Andrew Andersen
Courtesy

 

 

 

                                 

 

 

 

 

 

MEDIEVAL ARMENIA AND CILICIA
PART I : 830 - 1
095

 

 

In the year 656, Armenia was overrun by the expanding Arabs and became part of the Arab Caliphate that by that time included all of the Middle East, North Africa and parts of Europe.


 

 

However, the Byzantine-Arab wars and partial disintegration of the Caliphate, created pre-conditions for the restoration of Armenian statehood, and in 884 grand Prince Ashot Bagratouni was crowned as the new King of Armenia.
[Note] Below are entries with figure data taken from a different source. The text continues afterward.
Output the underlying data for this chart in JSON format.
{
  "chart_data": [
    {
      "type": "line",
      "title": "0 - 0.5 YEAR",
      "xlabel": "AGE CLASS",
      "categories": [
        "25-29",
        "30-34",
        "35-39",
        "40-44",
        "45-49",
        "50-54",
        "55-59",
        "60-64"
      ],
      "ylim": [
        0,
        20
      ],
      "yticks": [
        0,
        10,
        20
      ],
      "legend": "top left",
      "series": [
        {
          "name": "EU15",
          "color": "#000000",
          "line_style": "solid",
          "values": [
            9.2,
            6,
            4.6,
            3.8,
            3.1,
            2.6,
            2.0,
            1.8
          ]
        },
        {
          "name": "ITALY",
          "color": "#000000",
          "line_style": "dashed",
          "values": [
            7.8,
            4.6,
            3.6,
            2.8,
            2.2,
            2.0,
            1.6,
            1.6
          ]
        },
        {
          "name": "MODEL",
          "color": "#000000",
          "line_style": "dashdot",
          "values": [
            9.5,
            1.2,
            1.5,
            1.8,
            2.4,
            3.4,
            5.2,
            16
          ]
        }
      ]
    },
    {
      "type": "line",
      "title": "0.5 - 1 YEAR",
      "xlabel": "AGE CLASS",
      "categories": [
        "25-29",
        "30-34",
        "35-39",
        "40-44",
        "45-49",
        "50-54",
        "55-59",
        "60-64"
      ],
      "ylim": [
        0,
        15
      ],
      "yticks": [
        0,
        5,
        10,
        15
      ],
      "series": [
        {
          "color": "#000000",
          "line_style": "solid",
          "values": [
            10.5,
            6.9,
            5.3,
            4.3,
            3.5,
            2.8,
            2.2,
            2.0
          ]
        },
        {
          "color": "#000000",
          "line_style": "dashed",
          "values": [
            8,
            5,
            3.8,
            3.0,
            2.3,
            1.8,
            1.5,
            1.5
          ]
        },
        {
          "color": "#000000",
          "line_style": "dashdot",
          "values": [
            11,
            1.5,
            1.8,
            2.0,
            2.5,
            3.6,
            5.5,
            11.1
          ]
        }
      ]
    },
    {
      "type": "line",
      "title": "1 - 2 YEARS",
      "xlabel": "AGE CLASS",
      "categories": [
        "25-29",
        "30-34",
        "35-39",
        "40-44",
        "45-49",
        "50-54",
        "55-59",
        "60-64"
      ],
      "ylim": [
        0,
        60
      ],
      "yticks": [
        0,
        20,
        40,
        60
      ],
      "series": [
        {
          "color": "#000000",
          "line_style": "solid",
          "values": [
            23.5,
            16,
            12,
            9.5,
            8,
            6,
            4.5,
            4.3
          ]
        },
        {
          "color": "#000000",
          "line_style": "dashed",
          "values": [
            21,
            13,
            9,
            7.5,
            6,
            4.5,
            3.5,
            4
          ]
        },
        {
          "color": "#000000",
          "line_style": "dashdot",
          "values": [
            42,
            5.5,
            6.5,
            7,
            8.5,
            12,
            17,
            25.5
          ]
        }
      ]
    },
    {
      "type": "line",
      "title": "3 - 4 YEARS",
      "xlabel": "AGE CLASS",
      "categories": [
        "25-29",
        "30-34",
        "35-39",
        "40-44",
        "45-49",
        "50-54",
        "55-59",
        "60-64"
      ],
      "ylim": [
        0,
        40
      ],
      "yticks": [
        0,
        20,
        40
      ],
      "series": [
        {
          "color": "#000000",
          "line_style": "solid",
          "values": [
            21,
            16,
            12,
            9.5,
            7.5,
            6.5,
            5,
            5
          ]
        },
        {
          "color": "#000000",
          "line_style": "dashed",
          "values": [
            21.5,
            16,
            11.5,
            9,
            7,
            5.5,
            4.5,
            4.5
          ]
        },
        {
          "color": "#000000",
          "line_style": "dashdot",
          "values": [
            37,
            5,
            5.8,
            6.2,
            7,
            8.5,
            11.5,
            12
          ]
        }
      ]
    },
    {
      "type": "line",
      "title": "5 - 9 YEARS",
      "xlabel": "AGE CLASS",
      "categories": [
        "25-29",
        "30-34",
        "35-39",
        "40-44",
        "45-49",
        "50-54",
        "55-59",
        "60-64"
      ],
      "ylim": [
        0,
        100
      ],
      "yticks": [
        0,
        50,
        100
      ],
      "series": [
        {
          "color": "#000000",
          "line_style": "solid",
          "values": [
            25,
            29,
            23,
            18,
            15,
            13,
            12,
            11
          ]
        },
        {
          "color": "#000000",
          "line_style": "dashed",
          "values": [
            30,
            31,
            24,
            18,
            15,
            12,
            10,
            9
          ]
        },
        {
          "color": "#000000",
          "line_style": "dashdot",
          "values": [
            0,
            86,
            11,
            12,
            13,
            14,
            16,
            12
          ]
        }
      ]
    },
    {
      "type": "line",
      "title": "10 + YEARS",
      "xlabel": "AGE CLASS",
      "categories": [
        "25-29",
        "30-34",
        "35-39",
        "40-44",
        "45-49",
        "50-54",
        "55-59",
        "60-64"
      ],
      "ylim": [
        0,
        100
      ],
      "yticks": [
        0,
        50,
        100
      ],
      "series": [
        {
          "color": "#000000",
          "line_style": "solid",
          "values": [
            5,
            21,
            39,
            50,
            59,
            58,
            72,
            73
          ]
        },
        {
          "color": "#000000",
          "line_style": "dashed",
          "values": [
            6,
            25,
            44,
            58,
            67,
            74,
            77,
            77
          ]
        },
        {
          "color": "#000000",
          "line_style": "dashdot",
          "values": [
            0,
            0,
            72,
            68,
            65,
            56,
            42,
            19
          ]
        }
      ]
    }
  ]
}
Death of Ashot in 890, led to partial disintegration of the restored kingdom. Ashot’s son Sembat and his heirs in  fact controlled only small territory in North-Western Armenia while the rest of the kingdom was a conglomerate of princely states (Vaspurakan, Sasun, syuniq, Khachen, etc.) only nominally dependent of the Crown.



 

The beginning of the 11th century was marked by the disastrous invasion of the Seljuk turks. In 1071 Seljuk army defeated Armenians and their Byzantine (East Roman) allies in the battle of Mantsikert, and by 1081, all of Armenia, Anatolia and other countries of the area were conquered and devastated by the seljuks.




Thousands of Armenians among them many aristocratic families fled their devastated country and found refuge in mountainous Cilicia partially Armenian-inhabited since the period of Tighran empire (187-70 B.C.).

In the year 1081 new Armenian state sometimes mistakenly called “Lesser Armenia” was proclaimed in Cilicia by Prince Ruben related to the Bagratide Royal family.